Autosomal means that both males and females can have the disorder and can pass along the disorder to a child.

Recessive means that a person must inherit a change in the same gene from each parent in order to have the disorder. 

'Carrying' the gene

A person with one changed gene does not have the disorder, but can pass either the changed or the unchanged gene on to his or her child. They are said to be a carrier because they ‘carry’ the gene with a mutation, but show no symptoms of the disorder.

Usually, parents who have normal hearing and vision do not know if they are carriers of an Usher syndrome gene mutation. Currently, it is not possible to determine whether an individual who does not have a family history of Usher syndrome is a carrier. This may change as scientists learn more about the genes responsible for Usher syndrome.

Every individual has two copies of the same gene. When two carriers of the same Usher syndrome gene have a child together, with each birth there is a:

• One in four chance of having a child with Usher syndrome
• Two in four chance of having a child who is a carrier
• One in four chance of having a child who neither has Usher syndrome nor is a carrier
• Spontaneous mutations in genes can occur, but are very rare. 

Identified genes

So far nine genes have been identified that cause the disorder. They are:

• Type one Usher syndrome: MY07A, USH1C, CDH23, PCHD15, SANS
• Type two Usher syndrome: USH2A, VLGR1, WHRN
• Type three Usher syndrome: USH3A

Genetic testing

Genetic testing and diagnosis is available at a limited number of laboratories around the world (for more information follow this link to the National Center for Biotechnology Information). 
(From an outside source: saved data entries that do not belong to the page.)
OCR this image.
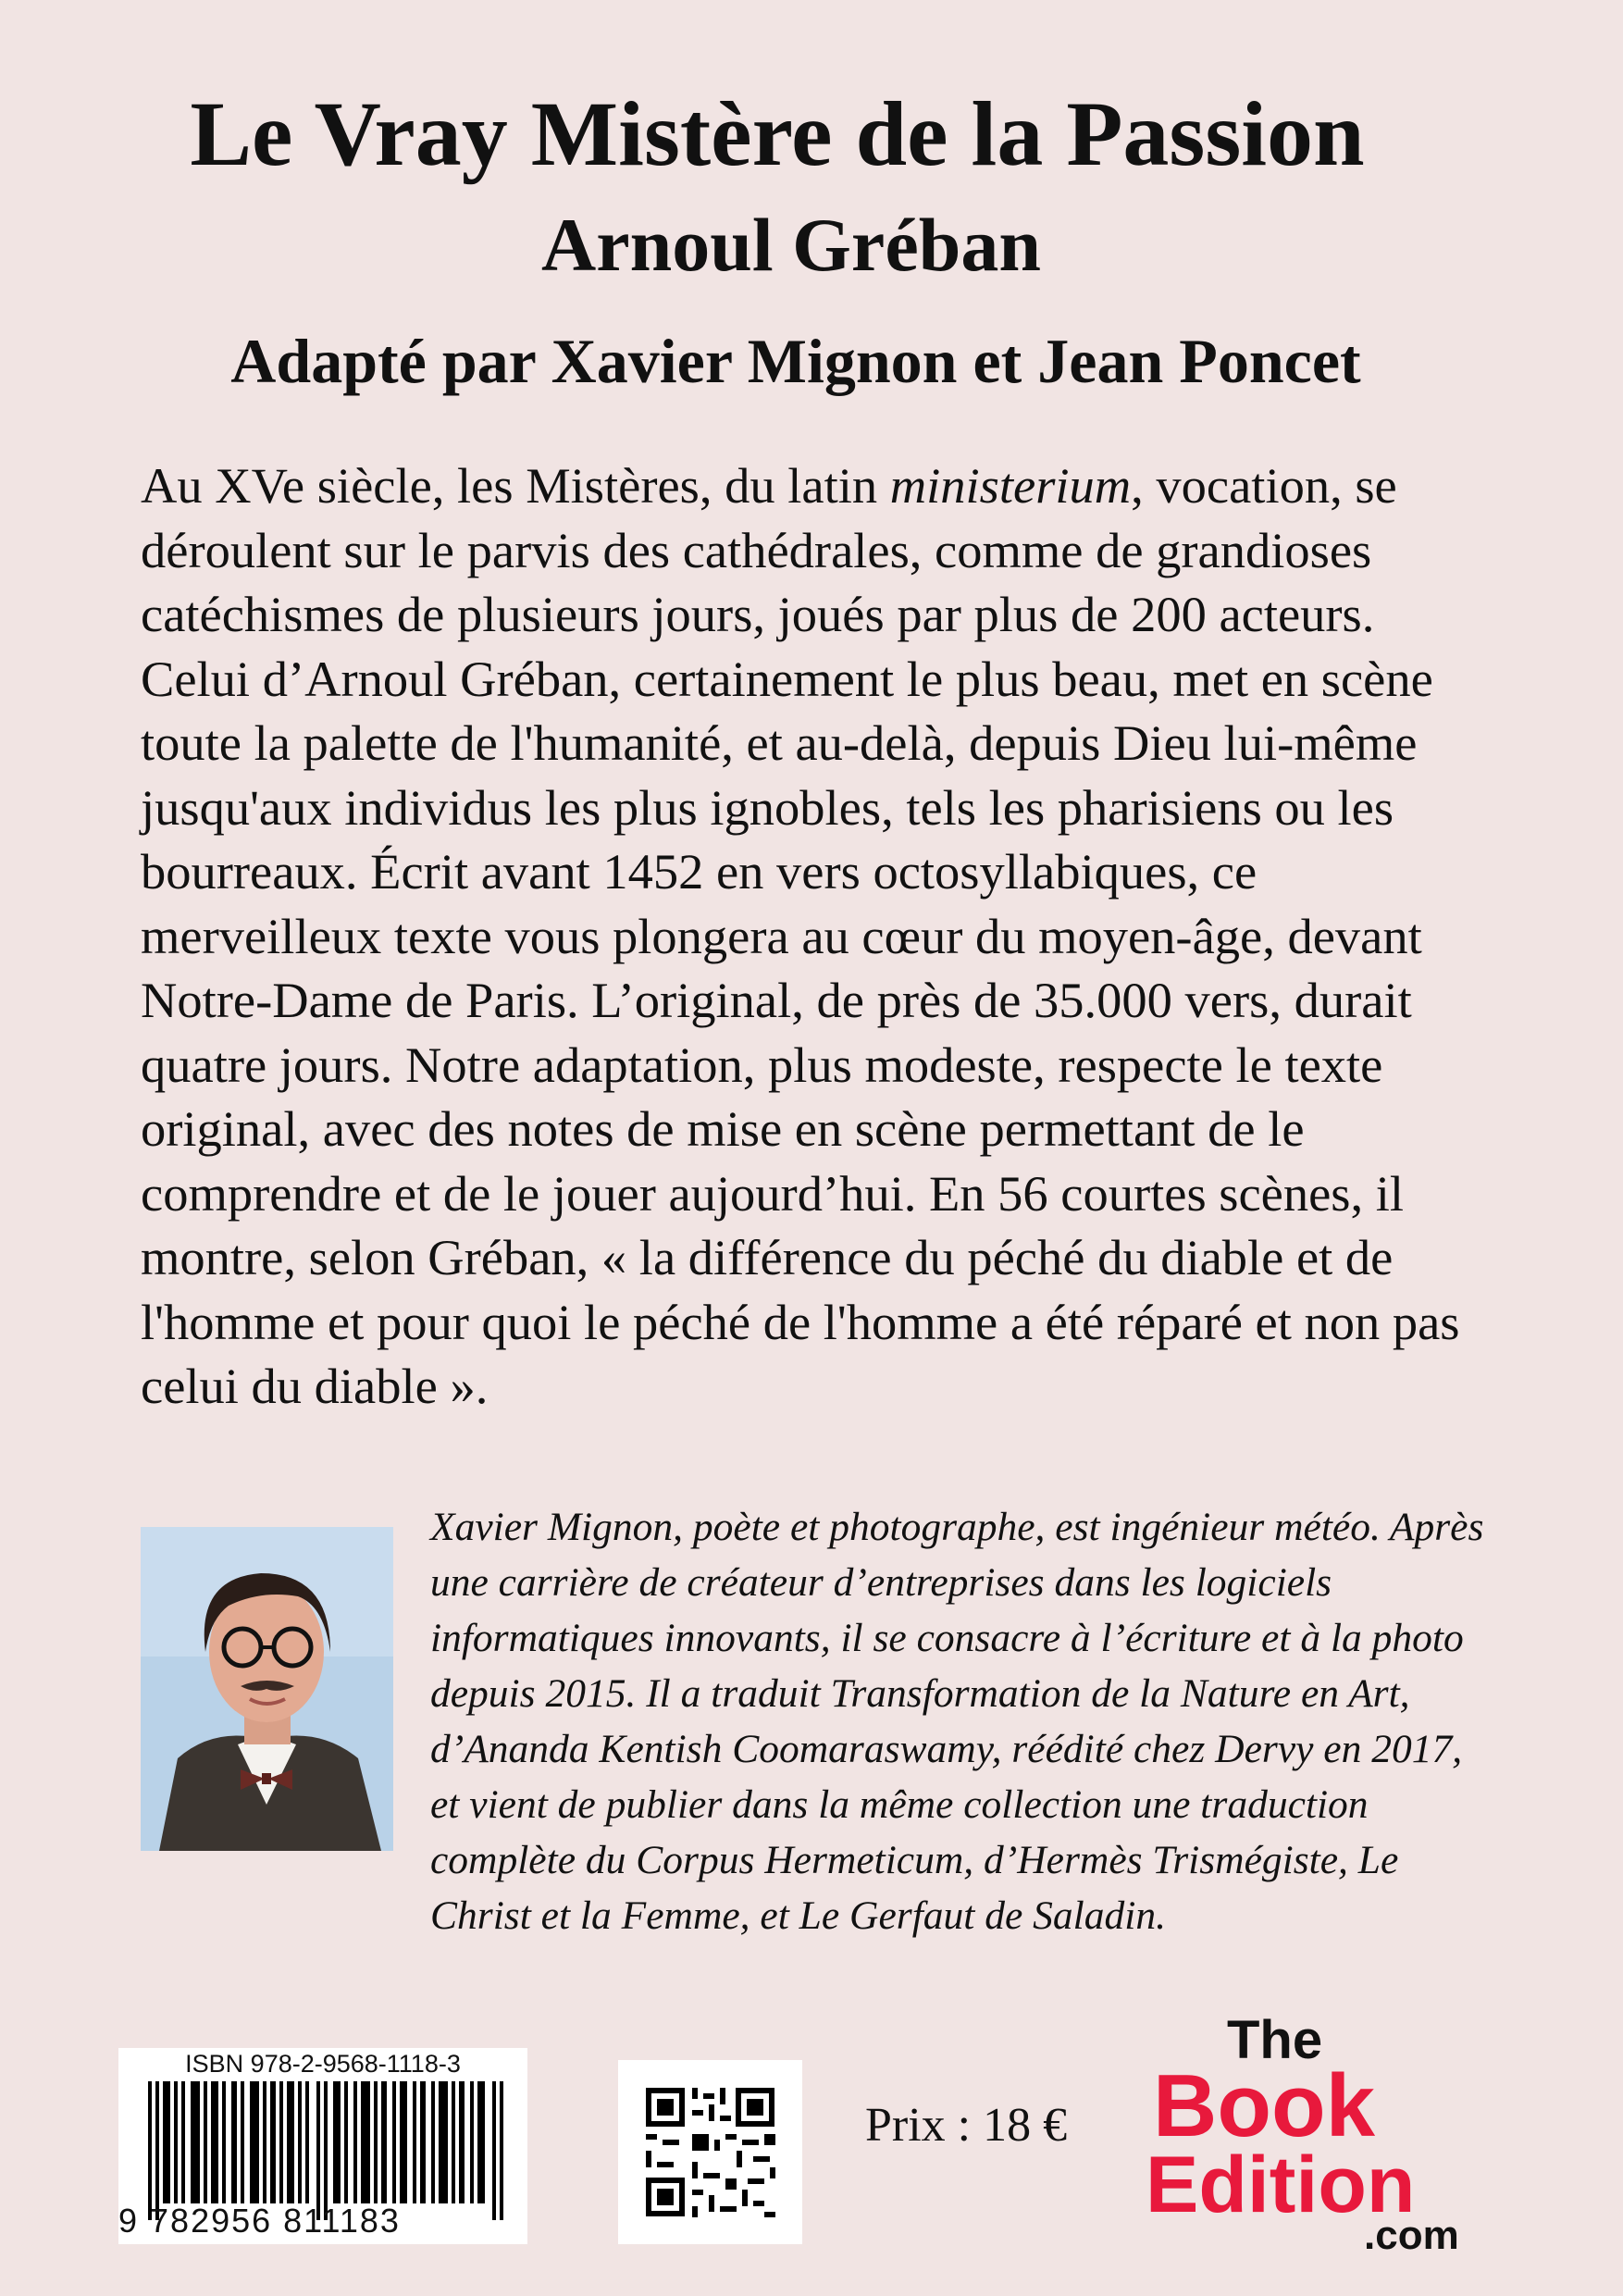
Le Vray Mistère de la Passion
Arnoul Gréban
Adapté par Xavier Mignon et Jean Poncet

Au XVe siècle, les Mistères, du latin ministerium, vocation, se déroulent sur le parvis des cathédrales, comme de grandioses catéchismes de plusieurs jours, joués par plus de 200 acteurs. Celui d’Arnoul Gréban, certainement le plus beau, met en scène toute la palette de l'humanité, et au-delà, depuis Dieu lui-même jusqu'aux individus les plus ignobles, tels les pharisiens ou les bourreaux. Écrit avant 1452 en vers octosyllabiques, ce merveilleux texte vous plongera au cœur du moyen-âge, devant Notre-Dame de Paris. L’original, de près de 35.000 vers, durait quatre jours. Notre adaptation, plus modeste, respecte le texte original, avec des notes de mise en scène permettant de le comprendre et de le jouer aujourd’hui. En 56 courtes scènes, il montre, selon Gréban, « la différence du péché du diable et de l'homme et pour quoi le péché de l'homme a été réparé et non pas celui du diable ».

Xavier Mignon, poète et photographe, est ingénieur météo. Après une carrière de créateur d’entreprises dans les logiciels informatiques innovants, il se consacre à l’écriture et à la photo depuis 2015. Il a traduit Transformation de la Nature en Art, d’Ananda Kentish Coomaraswamy, réédité chez Dervy en 2017, et vient de publier dans la même collection une traduction complète du Corpus Hermeticum, d’Hermès Trismégiste, Le Christ et la Femme, et Le Gerfaut de Saladin.

ISBN 978-2-9568-1118-3
9 782956 811183
Prix : 18 €
The
Book
Edition
.com
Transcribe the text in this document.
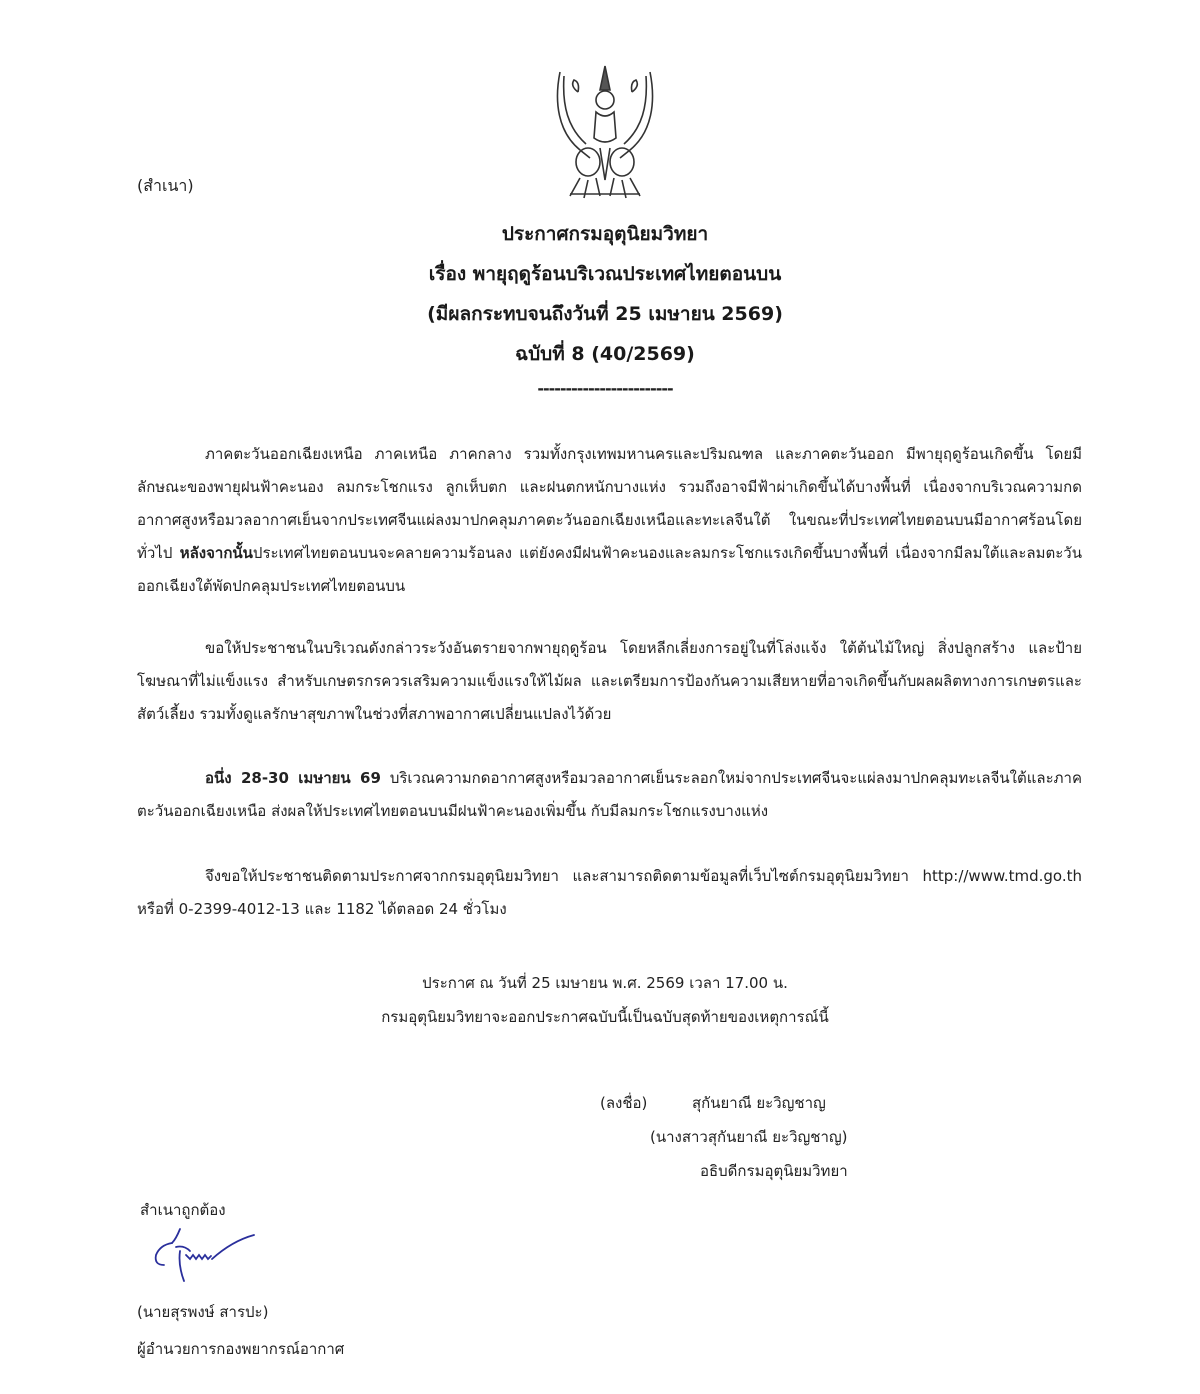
(สำเนา)
ประกาศกรมอุตุนิยมวิทยา
เรื่อง พายุฤดูร้อนบริเวณประเทศไทยตอนบน
(มีผลกระทบจนถึงวันที่ 25 เมษายน 2569)
ฉบับที่ 8 (40/2569)
------------------------

ภาคตะวันออกเฉียงเหนือ ภาคเหนือ ภาคกลาง รวมทั้งกรุงเทพมหานครและปริมณฑล และภาคตะวันออก มีพายุฤดูร้อนเกิดขึ้น โดยมีลักษณะของพายุฝนฟ้าคะนอง ลมกระโชกแรง ลูกเห็บตก และฝนตกหนักบางแห่ง รวมถึงอาจมีฟ้าผ่าเกิดขึ้นได้บางพื้นที่ เนื่องจากบริเวณความกดอากาศสูงหรือมวลอากาศเย็นจากประเทศจีนแผ่ลงมาปกคลุมภาคตะวันออกเฉียงเหนือและทะเลจีนใต้ ในขณะที่ประเทศไทยตอนบนมีอากาศร้อนโดยทั่วไป หลังจากนั้นประเทศไทยตอนบนจะคลายความร้อนลง แต่ยังคงมีฝนฟ้าคะนองและลมกระโชกแรงเกิดขึ้นบางพื้นที่ เนื่องจากมีลมใต้และลมตะวันออกเฉียงใต้พัดปกคลุมประเทศไทยตอนบน

ขอให้ประชาชนในบริเวณดังกล่าวระวังอันตรายจากพายุฤดูร้อน โดยหลีกเลี่ยงการอยู่ในที่โล่งแจ้ง ใต้ต้นไม้ใหญ่ สิ่งปลูกสร้าง และป้ายโฆษณาที่ไม่แข็งแรง สำหรับเกษตรกรควรเสริมความแข็งแรงให้ไม้ผล และเตรียมการป้องกันความเสียหายที่อาจเกิดขึ้นกับผลผลิตทางการเกษตรและสัตว์เลี้ยง รวมทั้งดูแลรักษาสุขภาพในช่วงที่สภาพอากาศเปลี่ยนแปลงไว้ด้วย

อนึ่ง 28-30 เมษายน 69 บริเวณความกดอากาศสูงหรือมวลอากาศเย็นระลอกใหม่จากประเทศจีนจะแผ่ลงมาปกคลุมทะเลจีนใต้และภาคตะวันออกเฉียงเหนือ ส่งผลให้ประเทศไทยตอนบนมีฝนฟ้าคะนองเพิ่มขึ้น กับมีลมกระโชกแรงบางแห่ง

จึงขอให้ประชาชนติดตามประกาศจากกรมอุตุนิยมวิทยา และสามารถติดตามข้อมูลที่เว็บไซต์กรมอุตุนิยมวิทยา http://www.tmd.go.th หรือที่ 0-2399-4012-13 และ 1182 ได้ตลอด 24 ชั่วโมง

ประกาศ ณ วันที่ 25 เมษายน พ.ศ. 2569 เวลา 17.00 น.
กรมอุตุนิยมวิทยาจะออกประกาศฉบับนี้เป็นฉบับสุดท้ายของเหตุการณ์นี้
(ลงชื่อ)	สุกันยาณี ยะวิญชาญ
(นางสาวสุกันยาณี ยะวิญชาญ)
อธิบดีกรมอุตุนิยมวิทยา
สำเนาถูกต้อง
(นายสุรพงษ์ สารปะ)
ผู้อำนวยการกองพยากรณ์อากาศ
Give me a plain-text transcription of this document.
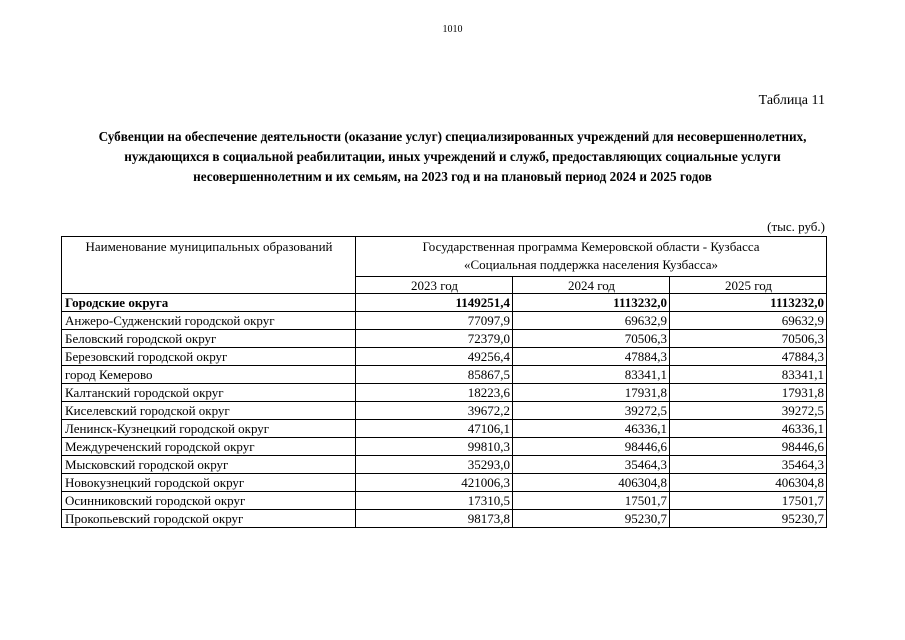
1010
Таблица 11
Субвенции на обеспечение деятельности (оказание услуг) специализированных учреждений для несовершеннолетних,
нуждающихся в социальной реабилитации, иных учреждений и служб, предоставляющих социальные услуги
несовершеннолетним и их семьям, на 2023 год и на плановый период 2024 и 2025 годов
(тыс. руб.)
Наименование муниципальных образований	Государственная программа Кемеровской области - Кузбасса
«Социальная поддержка населения Кузбасса»		

	2023 год	2024 год	2025 год
Городские округа	1149251,4	1113232,0	1113232,0
Анжеро-Судженский городской округ	77097,9	69632,9	69632,9
Беловский городской округ	72379,0	70506,3	70506,3
Березовский городской округ	49256,4	47884,3	47884,3
город Кемерово	85867,5	83341,1	83341,1
Калтанский городской округ	18223,6	17931,8	17931,8
Киселевский городской округ	39672,2	39272,5	39272,5
Ленинск-Кузнецкий городской округ	47106,1	46336,1	46336,1
Междуреченский городской округ	99810,3	98446,6	98446,6
Мысковский городской округ	35293,0	35464,3	35464,3
Новокузнецкий городской округ	421006,3	406304,8	406304,8
Осинниковский городской округ	17310,5	17501,7	17501,7
Прокопьевский городской округ	98173,8	95230,7	95230,7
However, research and technology around genetic testing are rapidly developing and becoming more widely available. Recently Professor Graeme Black, Professor of Genetics and Ophthalmology at Central Manchester University Hospital and Director of the Biomedical Research Centre in Manchester, UK, announced a new test that can analyse more than 100 genes and will allow experts to diagnose a range of conditions, including Usher syndrome. 

Genetic screening is not available at this time.